Par rapport au premier texte de décembre, la prise en charge de la prévoyance a été revue à la hausse mais « on est vraiment loin du compte », soupire Sophie Le Port (Interco CFDT), qui espérait une participation plus élevée.

Pascal Kessler (FA-FPT) voit lui dans ces montants de référence « un mépris des agents territoriaux ».

« Les montants sont une chose, mais c’est déjà une formidable avancée sociale de couvrir les près de deux millions d’agents » de la fonction publique territoriale, réplique-t-on du côté de l’Assemblée des départements de France, membre de la Coordination des employeurs territoriaux (CET).

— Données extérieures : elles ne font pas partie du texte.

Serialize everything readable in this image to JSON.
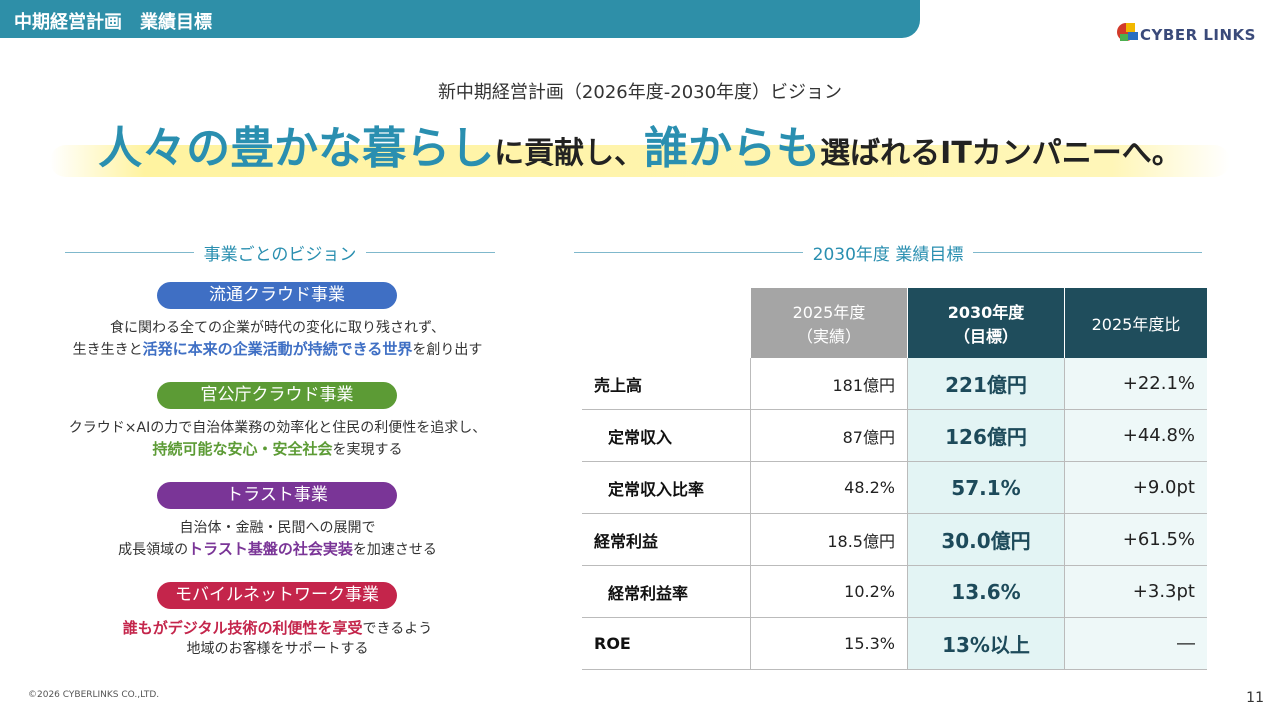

« On ne peut pas se permettre de mettre des planchers de prise en charge trop hauts par rapport à la diversité de nos employeurs territoriaux », souligne à l’unisson Murielle Fabre, chargée du dossier au sein de l’Association des Maires de France, autre membre de la CET.

Les employeurs insistent en effet sur le caractère très disparate, d’une collectivité à l’autre, des capacités de financement de la santé et de la prévoyance.

Une clause de revoyure, notamment destinée à renégocier les montants de prise en charge en cas de nécessité, a tout de même été intégrée au projet de décret.

En vertu d’une ordonnance de février 2021, les employeurs territoriaux devront financer minimum 20 % des cotisations prévoyance de leurs agents dès le 1er janvier 2025, et 50 % de leurs cotisations santé dès 2026.